Step one, charge the bank. It must be 100% charged as evidenced by the charger completing the requisite charge cycles, verifying specific gravity or manually. Even better is to run an equalize cycle if the charger has that option.
Connect the inverter/load to the batteries. There should be no other loads connected.
I pick a combination of light bulb wattage that gets me the appropriate current draw from the batteries as drawn by the inverter. So if you have 220 Ah batteries, divide that by 20 (for the 20 hour rate), = 11 amps.
Turn the inverter/load on and start the clock. Run the test until the batteries reach 10.5V. How many hours the test runs is your net capacity. New/good batteries will run for 20 hours, usually a bit more. 15 hours would be 75%, 10 hours 50%, etc. I consider "good" to be greater than 80%. Less than 80% and it's battery shopping time. 50% or less is failed.
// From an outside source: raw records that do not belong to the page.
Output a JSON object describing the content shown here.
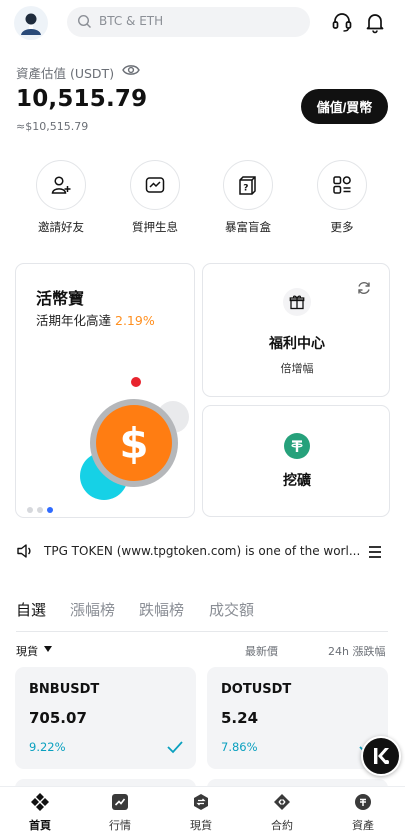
{
  "header": {
    "search_placeholder": "BTC & ETH"
  },
  "assets": {
    "label": "資產估值 (USDT)",
    "value": "10,515.79",
    "sub_value": "≈$10,515.79",
    "deposit_button": "儲值/買幣"
  },
  "shortcuts": [
    {
      "label": "邀請好友",
      "icon": "invite-user-icon"
    },
    {
      "label": "質押生息",
      "icon": "staking-icon"
    },
    {
      "label": "暴富盲盒",
      "icon": "blind-box-icon"
    },
    {
      "label": "更多",
      "icon": "more-grid-icon"
    }
  ],
  "earn_card": {
    "title": "活幣寶",
    "subtitle_prefix": "活期年化高達",
    "rate": "2.19%"
  },
  "welfare_card": {
    "title": "福利中心",
    "subtitle": "倍增幅"
  },
  "mining_card": {
    "title": "挖礦"
  },
  "notice": {
    "text": "TPG TOKEN (www.tpgtoken.com) is one of the worl..."
  },
  "market_tabs": [
    "自選",
    "漲幅榜",
    "跌幅榜",
    "成交額"
  ],
  "market_header": {
    "type": "現貨",
    "latest_price": "最新價",
    "change_24h": "24h 漲跌幅"
  },
  "market_cards": [
    {
      "symbol": "BNBUSDT",
      "price": "705.07",
      "change": "9.22%"
    },
    {
      "symbol": "DOTUSDT",
      "price": "5.24",
      "change": "7.86%"
    }
  ],
  "bottom_nav": [
    {
      "label": "首頁",
      "icon": "home-icon"
    },
    {
      "label": "行情",
      "icon": "market-icon"
    },
    {
      "label": "現貨",
      "icon": "spot-icon"
    },
    {
      "label": "合約",
      "icon": "contract-icon"
    },
    {
      "label": "資產",
      "icon": "assets-icon"
    }
  ],
  "colors": {
    "accent_orange": "#ff8f1f",
    "up_teal": "#0aa0bf",
    "primary_dark": "#111111",
    "tether_green": "#26a17b"
  }
}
Cold batteries will exhibit less capacity so factor that into the result. Some battery data sheets will provide that derating but others don't. Just so you're not surprised if your batteries come up short when they're cold (<77F). Below is a Trojan derating chart.
As a bonus, what I do is with this freshly dead battery bank I plug in the RV and let the converter bring them back up. Gives me an idea how long that takes and verifies the converter goes through the proper cycles.